Acontece que o leitor nem mesmo imagina como o jornalista chegou àquelas conclusões, como seu raciocínio reteve os fatos, como os ordenou desta forma e não daquela outra e, também, como chegou àquela conclusão e optou por desconsiderar completamente aquela outra. Pior: muitos jornalistas avançam mais, muito mais. Chegam a apresentar os ingredientes da reportagem, orientam o leitor sobre como deveriam ser assimilados e fornecem robustas pistas sobre como a matéria deveria ser digerida.
Ao escrever essas frases, em um quase exercício de imaginação ativa, tenho em mente, como exemplo, a ideologia de Veja, que sem qualquer esforço aparente sempre permeia cada carta recebida dos leitores, cada frase pinçada para ilustrar a semana e cada acesso seu à História como se tudo existisse apenas para referendar suas crenças no neoliberalismo, no livre mercado, ou então para justificar mesmo que superficialmente sua peculiar forma de entender o que é democracia e, mais, o que é liberdade de expressão.
Causas humanitárias
A revista dos Civita não fica em cima do muro quando os assuntos deixam ao largo a objetividade e embarcam nessa imensa floresta que é a subjetividade. O leitor observa que imparcialidade e objetividade simplesmente não existem quando, por exemplo, a revista trata de Cuba e, pior ainda, quando se refere a Fidel Castro ou a Che Guevara.

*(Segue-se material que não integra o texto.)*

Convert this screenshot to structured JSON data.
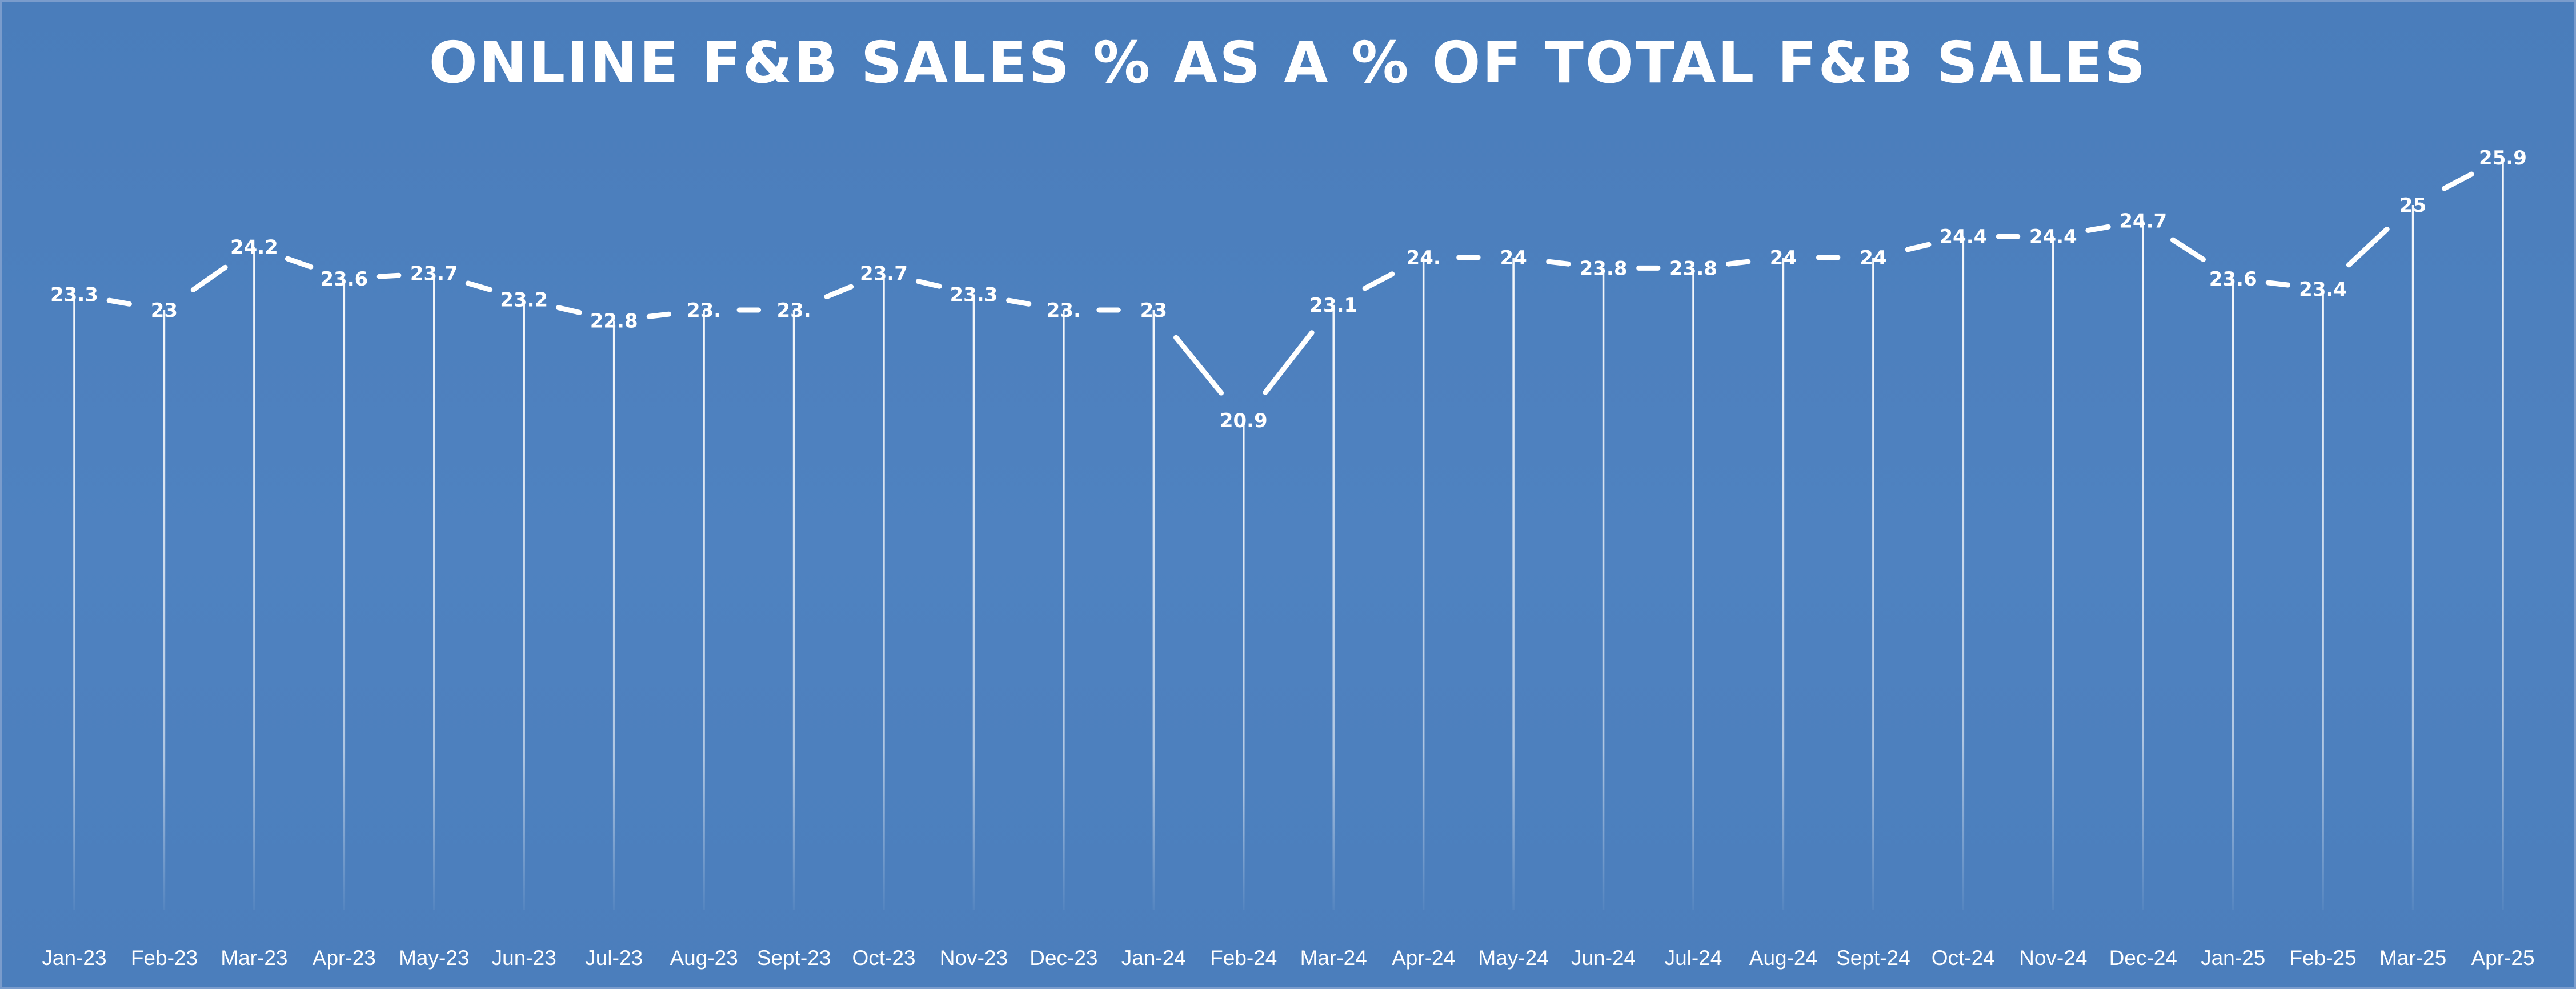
{
  "chart_data": {
    "type": "line",
    "title": "ONLINE F&B SALES % AS A % OF TOTAL F&B SALES",
    "categories": [
      "Jan-23",
      "Feb-23",
      "Mar-23",
      "Apr-23",
      "May-23",
      "Jun-23",
      "Jul-23",
      "Aug-23",
      "Sept-23",
      "Oct-23",
      "Nov-23",
      "Dec-23",
      "Jan-24",
      "Feb-24",
      "Mar-24",
      "Apr-24",
      "May-24",
      "Jun-24",
      "Jul-24",
      "Aug-24",
      "Sept-24",
      "Oct-24",
      "Nov-24",
      "Dec-24",
      "Jan-25",
      "Feb-25",
      "Mar-25",
      "Apr-25"
    ],
    "series": [
      {
        "values": [
          23.3,
          23.0,
          24.2,
          23.6,
          23.7,
          23.2,
          22.8,
          23.0,
          23.0,
          23.7,
          23.3,
          23.0,
          23.0,
          20.9,
          23.1,
          24.0,
          24.0,
          23.8,
          23.8,
          24.0,
          24.0,
          24.4,
          24.4,
          24.7,
          23.6,
          23.4,
          25.0,
          25.9
        ],
        "data_labels": [
          "23.3",
          "23",
          "24.2",
          "23.6",
          "23.7",
          "23.2",
          "22.8",
          "23.",
          "23.",
          "23.7",
          "23.3",
          "23.",
          "23",
          "20.9",
          "23.1",
          "24.",
          "24",
          "23.8",
          "23.8",
          "24",
          "24",
          "24.4",
          "24.4",
          "24.7",
          "23.6",
          "23.4",
          "25",
          "25.9"
        ]
      }
    ],
    "style": {
      "background": "#4f81bd",
      "line_color": "#ffffff",
      "drop_lines": true,
      "axes_visible": false,
      "legend": "none"
    }
  }
}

O país caribenho é sempre referido como o que há de mais trash na política internacional e sua história enquanto país encontra seu ponto final exatamente no primeiro dia de janeiro de 1959. O leitor simplesmente não é informado que Cuba era uma espécie de parque temático dos ricaços norte-americanos, com os mais opulentos cassinos e as mais bem disseminadas redes de prostituição de que se tem notícia naquela região da "costa da Flórida".

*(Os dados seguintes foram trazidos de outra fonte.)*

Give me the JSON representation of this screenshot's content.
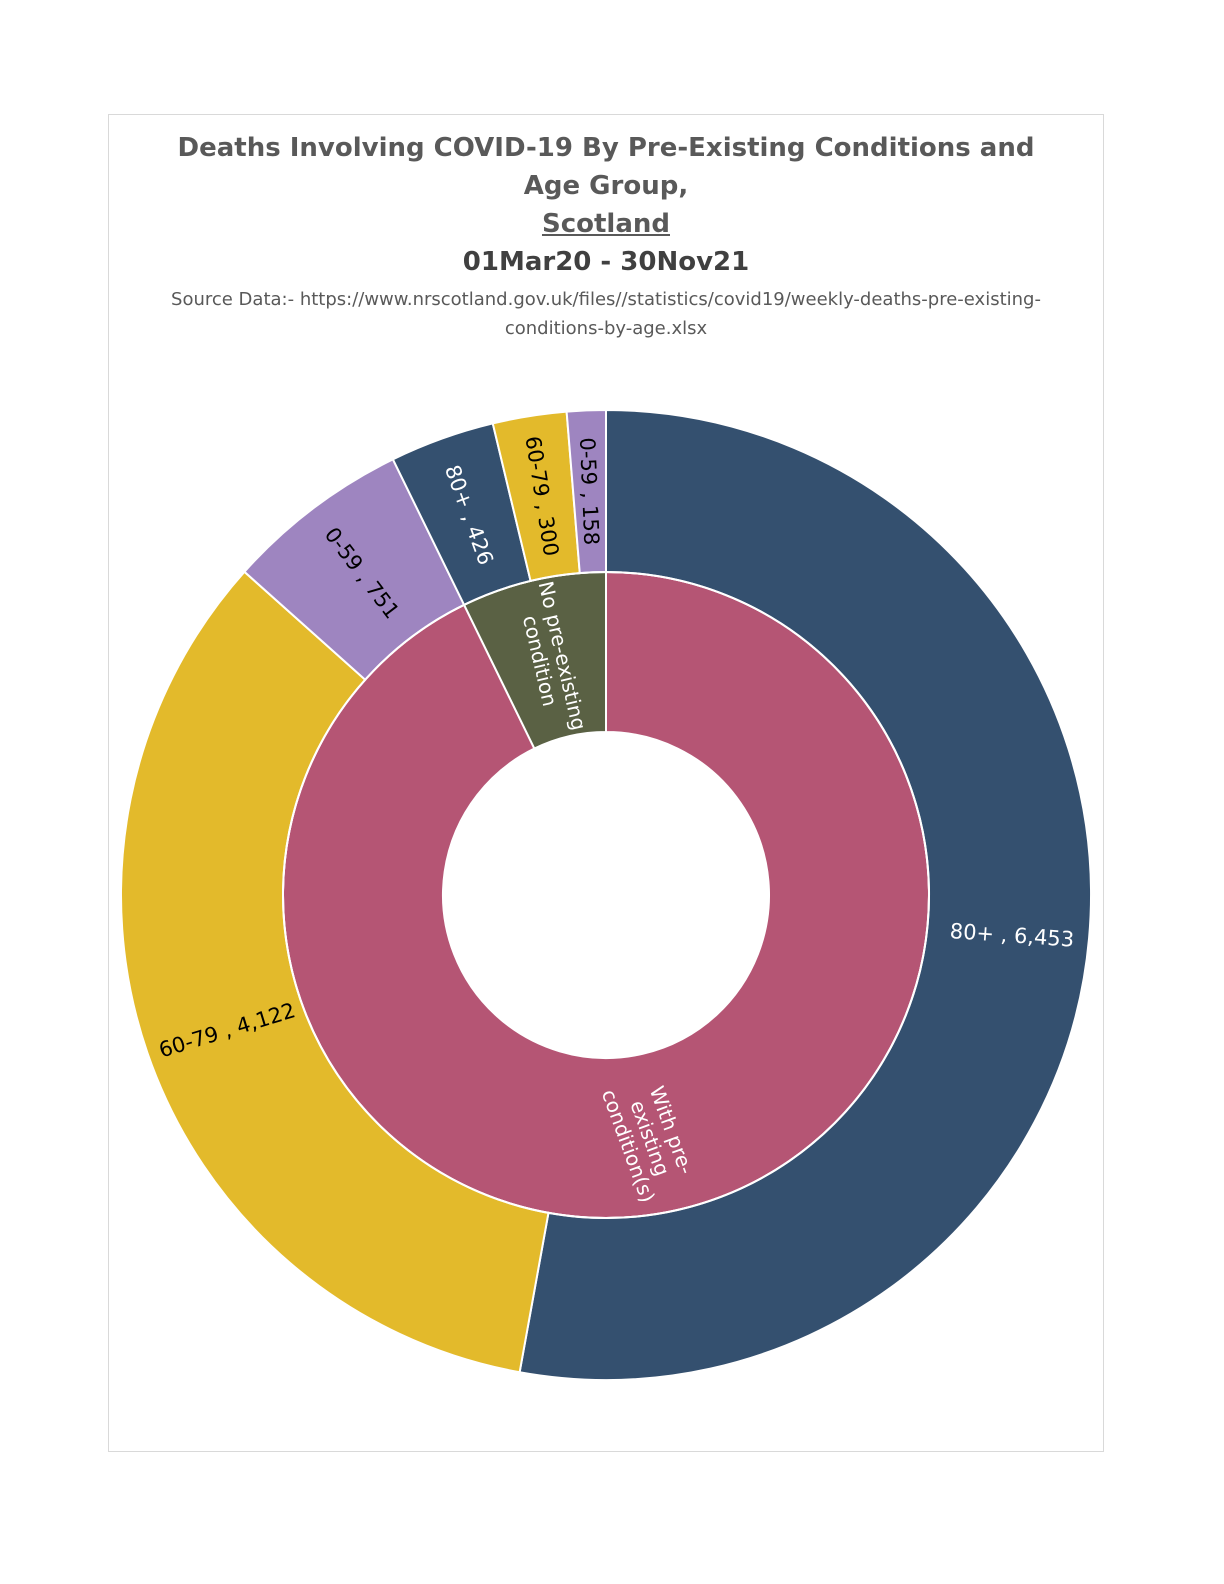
{
  "chart_data": {
    "type": "donut",
    "title": "Deaths Involving COVID-19 By Pre-Existing Conditions and Age Group,",
    "location": "Scotland",
    "period": "01Mar20 - 30Nov21",
    "source": "Source Data:- https://www.nrscotland.gov.uk/files//statistics/covid19/weekly-deaths-pre-existing-conditions-by-age.xlsx",
    "inner_ring": [
      {
        "label": "With pre-existing condition(s)",
        "value": 11326,
        "color": "#b55574"
      },
      {
        "label": "No pre-existing condition",
        "value": 884,
        "color": "#5a6144"
      }
    ],
    "outer_ring": [
      {
        "group": "With pre-existing condition(s)",
        "label": "80+",
        "value": 6453,
        "display": "80+ ,  6,453",
        "color": "#34506f",
        "text_color": "#ffffff"
      },
      {
        "group": "With pre-existing condition(s)",
        "label": "60-79",
        "value": 4122,
        "display": "60-79 ,  4,122",
        "color": "#e3ba2b",
        "text_color": "#000000"
      },
      {
        "group": "With pre-existing condition(s)",
        "label": "0-59",
        "value": 751,
        "display": "0-59 ,  751",
        "color": "#9e85c0",
        "text_color": "#000000"
      },
      {
        "group": "No pre-existing condition",
        "label": "80+",
        "value": 426,
        "display": "80+ ,  426",
        "color": "#34506f",
        "text_color": "#ffffff"
      },
      {
        "group": "No pre-existing condition",
        "label": "60-79",
        "value": 300,
        "display": "60-79 ,  300",
        "color": "#e3ba2b",
        "text_color": "#000000"
      },
      {
        "group": "No pre-existing condition",
        "label": "0-59",
        "value": 158,
        "display": "0-59 ,  158",
        "color": "#9e85c0",
        "text_color": "#000000"
      }
    ]
  }
}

O mesmo leitor, se apresentado fosse ao personagem Fulgêncio Batista, ditador igualmente longevo de Cuba e derrubado por Fidel Castro, poderia ter a impressão de que Batista representava naquele momento histórico um presidente legitimamente eleito, profundamente impregnado por ideais libertários que impulsionam a democracia, a cidadania, o Estado de Direito, o primado dos direitos fundamentais da pessoa humana.
Ocorre que não podemos circunscrever apenas Cuba, Fidel e o Che ao olhar especialíssimo e ideologicamente carregado de Veja. Neste olhar são também esquadrinhados os Estados Unidos, George Bush, Barack Obama; a Venezuela e Hugo Chávez; a Bolívia e Evo Morales; o Reino Unido e a Casa de Windsor. A propósito deste último, salta aos olhos a defesa ardorosa que a revista faz da monarquia inglesa e tudo a pretexto de saudar o casamento do segundo na linha da sucessão ao trono inglês, William e a plebéia Kate Middleton.
O alinhamento da revista da Editora Abril com essa monarquia é tal que por pouco a mãe do noivo não é relegada ao anonimato: Diana foi a única integrante da realeza britânica que na segunda metade do século passado conseguiu incendiar a imaginação popular do país – incêndio de carisma e empatia – que transbordava para praticamente todo o resto do mundo. Incêndio causado pela promoção de causas profundamente humanas, como a proibição de minas terrestres, o resgate da cidadania plena para os portadores do vírus HIV e tantas outras, como a proscrição do comércio de roupas e calçados feitos com peles de animais.
Jornalismo cidadão
É verdade que a abertura da longa matéria de capa da revista (edição nº 2214, de 27/4/2011) principia com tons pairando entre o sombrio e o macabro:
"Morta, dentro de um caixão de teca, ainda assustadoramente bela num longo preto, levando nas mãos um terço presenteado por Madre Teresa de Calcutá, a princesa Diana quase derrubou uma monarquia de mais de 1000 anos."
Para o leitor mais familiarizado com os trancos e barrancos que a grande imprensa costuma empregar para barrar a livre e independente busca da verdade bem poderia ler outras frases. E seu sentido conservaria ainda o mesmo impacto visual e auditivo:
"Morto, dentro de um caixão de cristal transparente, ainda assustadoramente sedutor, levando nas mãos uma cópia da Declaração Universal dos Direitos Humanos, o jornalismo cidadão e plural quase derrubou o monopólio dos meios de comunicação de mais de 500 anos."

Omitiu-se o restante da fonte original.